PPO Health Insurance


Preferred Provider Organizations are payment service providers that offer health care plans that are usually more affordable than tradtional health insurance plans, but with fewer limits than HMOs.

What Is a PPO?

A PPO, or Preferred Provider Organization, is a managed care organization that is very similar to an HMO (Health Maintenance Organization). Like HMOs, PPOs are sort of middle-men organizations designed to reduce health care costs, while taking a significant percentage of every transaction for their services. Though one could argue that the cost of the PPO outweighs the savings they provide, usually health care coverage through an PPO costs less than comparable traditional health insurance.

How Do PPOs Reduce Health Care Costs?

Like HMOs, savings are accomplished with a very large membership base, and limitations on the range of treatments available.

PPOs deal with very large quantities of employers and individual members. By bringing a large amount of individuals to health care providers, PPOs are able to negotiate for lower health care costs.

Another way PPOs keep health care costs down is by limiting the kinds of treatments their network of health care providers can provide. PPOs review their network to track dollar amounts or number of visits per patient. Though this review process can help patients by preventing unnecessary treatment, some patients and physicians consider these limitations too intrusive.

What Happens When I Join a PPO?

PPOs are similar to HMOs where your employer provides you with a reduced-cost health insurance plan. Unlike an HMO, with a PPO, you can choose the primary care physician rather than being limited to doctors in a determined group of health care providers. PPOs do have networks or contracted groups of doctors and facilities like HMOs. The benefits are better and the costs are lower if you choose a physician in your PPO's group.

Generally with PPOs, treatments do not require as much approval as they might with an HMO. Therefore the responsibility to pay the bills rests with you, the patient.
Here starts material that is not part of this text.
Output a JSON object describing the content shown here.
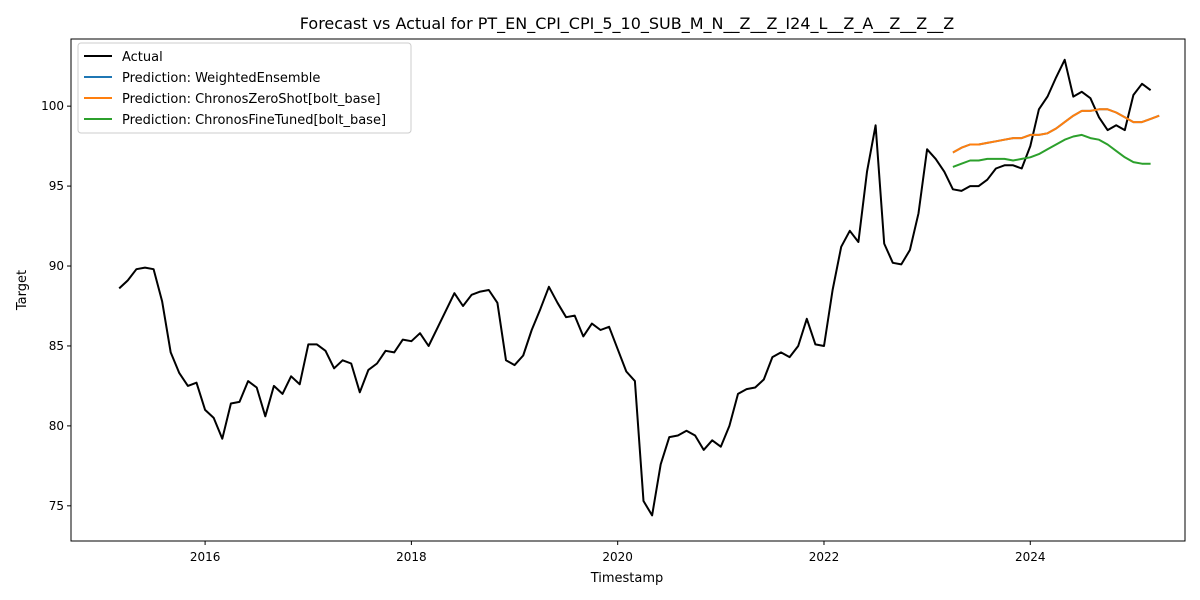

Depending on the health care provider, you may pay the medical expenses, and then get reimbursed. Or the health care provider may invoice the PPO directly. Before you visit for the first time, be sure to ask your doctor how the invoicing will be handled.

What Are the Benefits of Joining an PPO?

Though every PPO is unique and the various insurance plans they all offer are different, they all share some some generally common traits.

  • You may go to any doctor in the network at any time without a referral, including all specialists.
  • A co-pay at the doctor's office of $10 - $45.
  • You may go out-of-network to any top specialist for your serious problems.
  • No claim forms or paperwork.
  • Choice of deductible.
  • Prescription coverage is included.